Remedial action The code that controls the connections between the brain and the rest of the components is already being re-written since similar connection related issues have been seen before. In addition the code that runs on the head is being refactored to allow the head control code to crash completely without affecting the machines that are running. These projects will not be completed in the next couple of weeks, so additional code has been added to the brain and heads and tails to catch exceptions that weren't currently handled well - this should be rolled out across the cluster by the end of next week (22nd April).
Status page outage
Summary Customers were unable to view status page sporadically, staff unable to update it as often as they needed to
Cause Unprecendented traffic to the status page application
Due to the the series of problems that our customers faced above (particularly the outage affecting all Cloud Servers in York), traffic to https://status.bytemark.org reached unprecedented levels. The application was unable to cope with the load, which meant we couldn't make any new posts and customers couldn't access the site - it frequently showed 503 errors to visitors. This made it more difficult for us to communicate with affected customers, which left them in the dark. We used our Twitter account (@Bytemark) to communicate while fixing the status page application. We made some configuration changes to get the status page back up, such that we could then use it to keep everyone informed of the remaining issues.

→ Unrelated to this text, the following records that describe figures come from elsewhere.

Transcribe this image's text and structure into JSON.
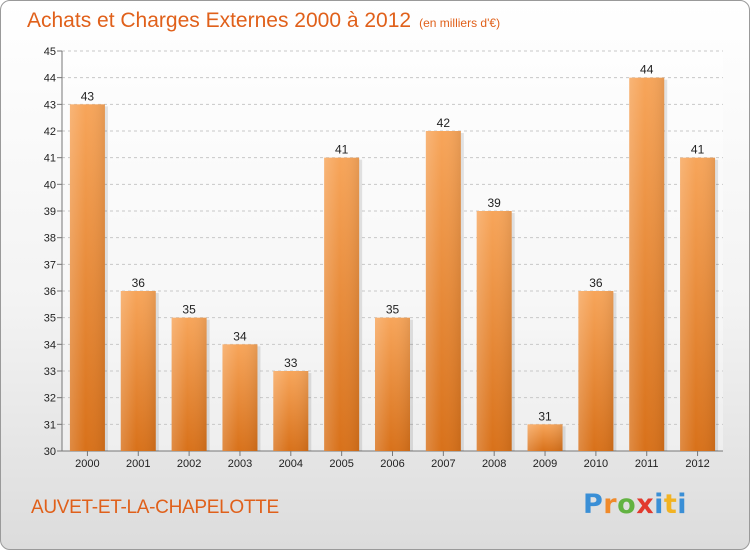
{
  "header": {
    "title": "Achats et Charges Externes 2000 à 2012",
    "unit": "(en milliers d'€)"
  },
  "footer": {
    "city": "AUVET-ET-LA-CHAPELOTTE",
    "logo_letters": [
      "P",
      "r",
      "o",
      "x",
      "i",
      "t",
      "i"
    ],
    "logo_colors": [
      "#3a8fd6",
      "#f08a2a",
      "#63b342",
      "#e23a2e",
      "#3a8fd6",
      "#f2b322",
      "#3a8fd6"
    ]
  },
  "chart_data": {
    "type": "bar",
    "categories": [
      "2000",
      "2001",
      "2002",
      "2003",
      "2004",
      "2005",
      "2006",
      "2007",
      "2008",
      "2009",
      "2010",
      "2011",
      "2012"
    ],
    "values": [
      43,
      36,
      35,
      34,
      33,
      41,
      35,
      42,
      39,
      31,
      36,
      44,
      41
    ],
    "title": "Achats et Charges Externes 2000 à 2012",
    "subtitle": "(en milliers d'€)",
    "ylim": [
      30,
      45
    ],
    "yticks": [
      30,
      31,
      32,
      33,
      34,
      35,
      36,
      37,
      38,
      39,
      40,
      41,
      42,
      43,
      44,
      45
    ],
    "grid": true,
    "bar_color": "#f29a45"
  }
}
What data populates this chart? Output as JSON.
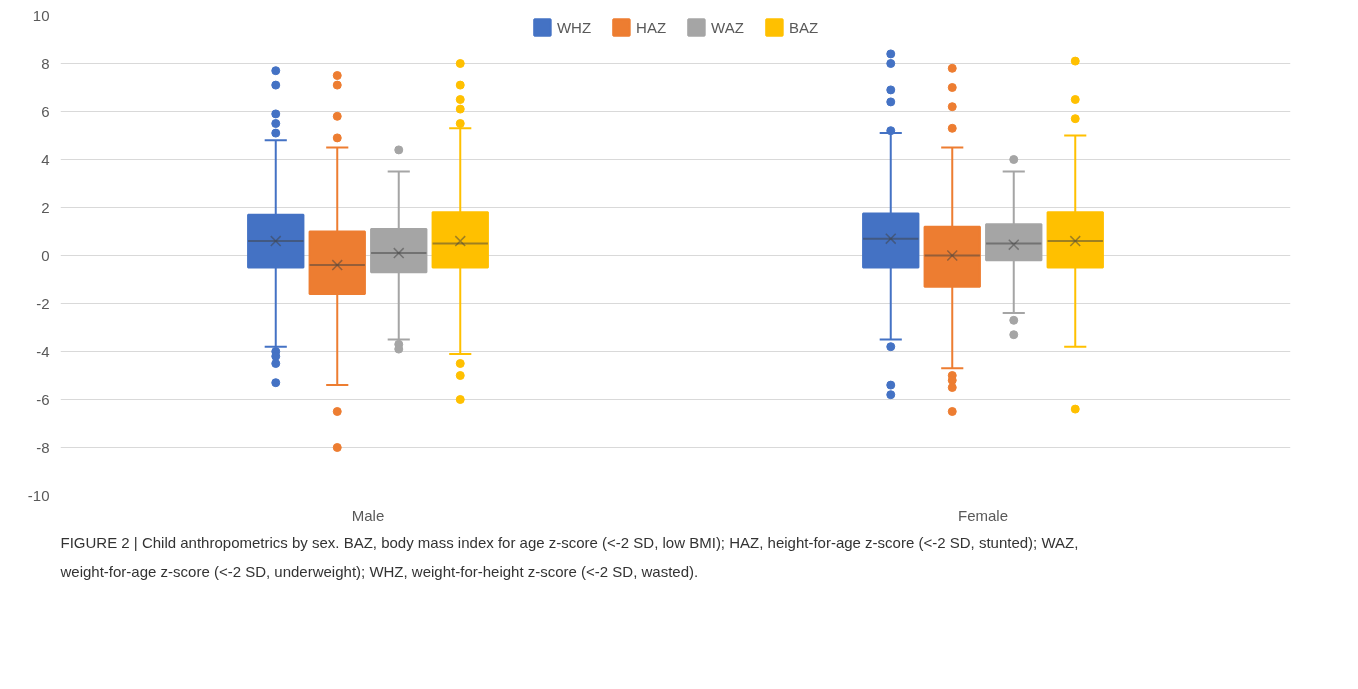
{
  "chart_data": {
    "type": "box",
    "categories": [
      "Male",
      "Female"
    ],
    "ylim": [
      -10,
      10
    ],
    "yticks": [
      -10,
      -8,
      -6,
      -4,
      -2,
      0,
      2,
      4,
      6,
      8,
      10
    ],
    "grid": "y",
    "legend": "top",
    "series": [
      {
        "name": "WHZ",
        "color": "#4472c4",
        "boxes": [
          {
            "low": -3.8,
            "q1": -0.5,
            "median": 0.6,
            "q3": 1.7,
            "high": 4.8,
            "mean": 0.6,
            "outliers": [
              7.7,
              7.1,
              5.9,
              5.5,
              5.1,
              -4.0,
              -4.2,
              -4.5,
              -5.3
            ]
          },
          {
            "low": -3.5,
            "q1": -0.5,
            "median": 0.7,
            "q3": 1.75,
            "high": 5.1,
            "mean": 0.7,
            "outliers": [
              8.4,
              8.0,
              6.9,
              6.4,
              5.2,
              -3.8,
              -5.4,
              -5.8
            ]
          }
        ]
      },
      {
        "name": "HAZ",
        "color": "#ed7d31",
        "boxes": [
          {
            "low": -5.4,
            "q1": -1.6,
            "median": -0.4,
            "q3": 1.0,
            "high": 4.5,
            "mean": -0.4,
            "outliers": [
              7.5,
              7.1,
              5.8,
              4.9,
              -6.5,
              -8.0
            ]
          },
          {
            "low": -4.7,
            "q1": -1.3,
            "median": 0.0,
            "q3": 1.2,
            "high": 4.5,
            "mean": 0.0,
            "outliers": [
              7.8,
              7.0,
              6.2,
              5.3,
              -5.0,
              -5.2,
              -5.5,
              -6.5
            ]
          }
        ]
      },
      {
        "name": "WAZ",
        "color": "#a5a5a5",
        "boxes": [
          {
            "low": -3.5,
            "q1": -0.7,
            "median": 0.1,
            "q3": 1.1,
            "high": 3.5,
            "mean": 0.1,
            "outliers": [
              4.4,
              -3.7,
              -3.9
            ]
          },
          {
            "low": -2.4,
            "q1": -0.2,
            "median": 0.5,
            "q3": 1.3,
            "high": 3.5,
            "mean": 0.45,
            "outliers": [
              4.0,
              -2.7,
              -3.3
            ]
          }
        ]
      },
      {
        "name": "BAZ",
        "color": "#ffc000",
        "boxes": [
          {
            "low": -4.1,
            "q1": -0.5,
            "median": 0.5,
            "q3": 1.8,
            "high": 5.3,
            "mean": 0.6,
            "outliers": [
              8.0,
              7.1,
              6.5,
              6.1,
              5.5,
              -4.5,
              -5.0,
              -6.0
            ]
          },
          {
            "low": -3.8,
            "q1": -0.5,
            "median": 0.6,
            "q3": 1.8,
            "high": 5.0,
            "mean": 0.6,
            "outliers": [
              8.1,
              6.5,
              5.7,
              -6.4
            ]
          }
        ]
      }
    ],
    "annotations": [
      "FIGURE 2 | Child anthropometrics by sex. BAZ, body mass index for age z-score (<-2 SD, low BMI); HAZ, height-for-age z-score (<-2 SD, stunted); WAZ, weight-for-age z-score (<-2 SD, underweight); WHZ, weight-for-height z-score (<-2 SD, wasted)."
    ]
  }
}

Remedial action Increase the amount of concurrent connections the status page can handle, add caching in front of the application.
Support ticketing system outage and delays
Summary Intermittent and then full outage of support system, customer emails queued and not responded to.
Cause Only partially diagnosed - emails not responded to due to a change applied previously to incoming email routing
Our ticketing system's web interface became intermittently unavailable during the day. The cause of this is still currently unknown despite investigation during the day, further investigation is ongoing. What elevated the issue was that when the support system was down incoming email was queued, but not retried sufficiently frequently, meaning approximately 100 tickets were un-answered until late in the afternoon when the queue was discovered. A change had recently been made to the incoming email behaviour to deliberately queue mail rather than reject it if the support system was down. When this change was made no changes to the retry timers were made, so they default to retrying slowly, and also no alerting was set up to check for messages on the incoming mail queues that were destined for our support system.
Remedial action We are looking to accelerate the upgrade to a newer version of RT deployed in a different fashion to the current version. This will enable easier debugging in a similar situation. We will also tune the retry timers and set up alerting on our inbound mail exchangers for messages that are waiting on the support system to be delivered.